For Gomis, the most startling thing about the uncovered recordings stretching to two and a half hours, was how brilliant Monk was and “how it was the world around him that was not so cool with him and disconnected in a way.”
“The stereotypes and the way they treat him – it was uncomfortable to see,” he remarks. “I had here a really good example of this machine of creating stories – the media machine in action. Everything was there and we could see how difficult and uncomfortable it was at the time”.
Having the onlooker marinade in the uncomfortable silences of the raw footage with very little in the form of voice-over narrator, Gomis is adamant that “I’m not supposed to tell you what you have to think. It’s an immersive experience. You’re in the presence of Thelonius Monk for one hour.”
He adds: “I don’t have to explain. This is one of the problems with our way of producing films and TV shows nowadays. We’ve got formats, so we have to obey what these format ‘rules’ are. These formats kill us creatively because they don’t give us the space to be what we are. With ‘Rewind and Play’ I’ve tried to let the story happen and let you think what you want to think.”

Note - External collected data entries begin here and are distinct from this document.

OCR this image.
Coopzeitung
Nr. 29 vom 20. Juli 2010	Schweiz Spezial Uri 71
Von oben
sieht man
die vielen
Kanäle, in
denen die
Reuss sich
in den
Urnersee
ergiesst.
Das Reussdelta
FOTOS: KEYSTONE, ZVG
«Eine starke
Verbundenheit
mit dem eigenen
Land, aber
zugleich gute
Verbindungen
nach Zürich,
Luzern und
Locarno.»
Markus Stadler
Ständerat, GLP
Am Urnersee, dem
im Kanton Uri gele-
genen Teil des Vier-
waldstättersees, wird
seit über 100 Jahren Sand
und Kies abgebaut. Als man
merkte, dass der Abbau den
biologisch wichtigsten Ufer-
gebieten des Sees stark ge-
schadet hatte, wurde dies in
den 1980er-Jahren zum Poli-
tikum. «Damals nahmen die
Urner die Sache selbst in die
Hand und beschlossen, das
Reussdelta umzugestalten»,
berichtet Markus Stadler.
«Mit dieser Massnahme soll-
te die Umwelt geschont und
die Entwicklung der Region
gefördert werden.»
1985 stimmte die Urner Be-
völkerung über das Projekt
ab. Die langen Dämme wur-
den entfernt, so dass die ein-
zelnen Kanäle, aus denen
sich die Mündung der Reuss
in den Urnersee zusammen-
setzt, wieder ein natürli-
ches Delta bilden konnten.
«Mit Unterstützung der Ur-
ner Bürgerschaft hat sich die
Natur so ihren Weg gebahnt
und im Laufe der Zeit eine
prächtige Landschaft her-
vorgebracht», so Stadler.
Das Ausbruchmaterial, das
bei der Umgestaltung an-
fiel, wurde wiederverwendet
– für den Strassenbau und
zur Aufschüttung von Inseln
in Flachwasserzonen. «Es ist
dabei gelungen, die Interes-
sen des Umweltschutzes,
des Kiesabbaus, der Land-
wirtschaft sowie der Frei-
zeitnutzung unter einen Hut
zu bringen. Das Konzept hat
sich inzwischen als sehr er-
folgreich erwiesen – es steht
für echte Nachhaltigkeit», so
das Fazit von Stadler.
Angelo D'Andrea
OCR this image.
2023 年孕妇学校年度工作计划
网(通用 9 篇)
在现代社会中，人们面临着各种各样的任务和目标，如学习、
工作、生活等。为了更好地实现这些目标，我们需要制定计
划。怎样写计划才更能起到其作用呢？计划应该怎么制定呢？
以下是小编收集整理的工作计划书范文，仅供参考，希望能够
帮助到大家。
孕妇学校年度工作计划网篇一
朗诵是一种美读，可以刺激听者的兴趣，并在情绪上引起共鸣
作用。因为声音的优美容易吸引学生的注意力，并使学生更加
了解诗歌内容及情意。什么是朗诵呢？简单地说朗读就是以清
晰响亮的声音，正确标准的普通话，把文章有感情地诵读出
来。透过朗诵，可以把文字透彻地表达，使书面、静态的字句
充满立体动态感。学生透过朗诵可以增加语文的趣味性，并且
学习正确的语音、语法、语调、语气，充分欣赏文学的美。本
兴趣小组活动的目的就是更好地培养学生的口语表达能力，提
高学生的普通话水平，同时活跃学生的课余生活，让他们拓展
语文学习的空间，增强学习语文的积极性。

As to the challenges facing the French-Senegalese film biz, Gomis says it is “trying to keep cinema alive.”
“It’s very difficult to get the opportunity to make a film and to make it live within the economic context. Today, a film has to be partly financed by Europe most of the time, and often they’re distributed outside of Senegal and Africa.
“So we’re talking about independency and dependency of what you’re able to say or can’t, and for who, and who’s giving you the green light to make your film. At the end of the day, I think that’s the same question for every filmmaker in the world: How will you be able to be free?”
Gomis says even despite using different languages and films coming from different countries, a lot of filmmakers all end up creating the same type of film.
“When it looks like an American movie it can come from anywhere, it will be accepted. The question is: Can we have a totally different picture, a different point of view, a different way to do films?”
It’s part of why he founded the Yennenga Centre in 2018 in Dakar, a film school to train a new generation of filmmaking talent in Senegal and Africa.
“In West Africa it’s difficult to make films – we don’t have the tools most of the times. To do film you need to have the tools and people able to use it. Yennenga is training a new generation to make films in West Africa and it’s very important.”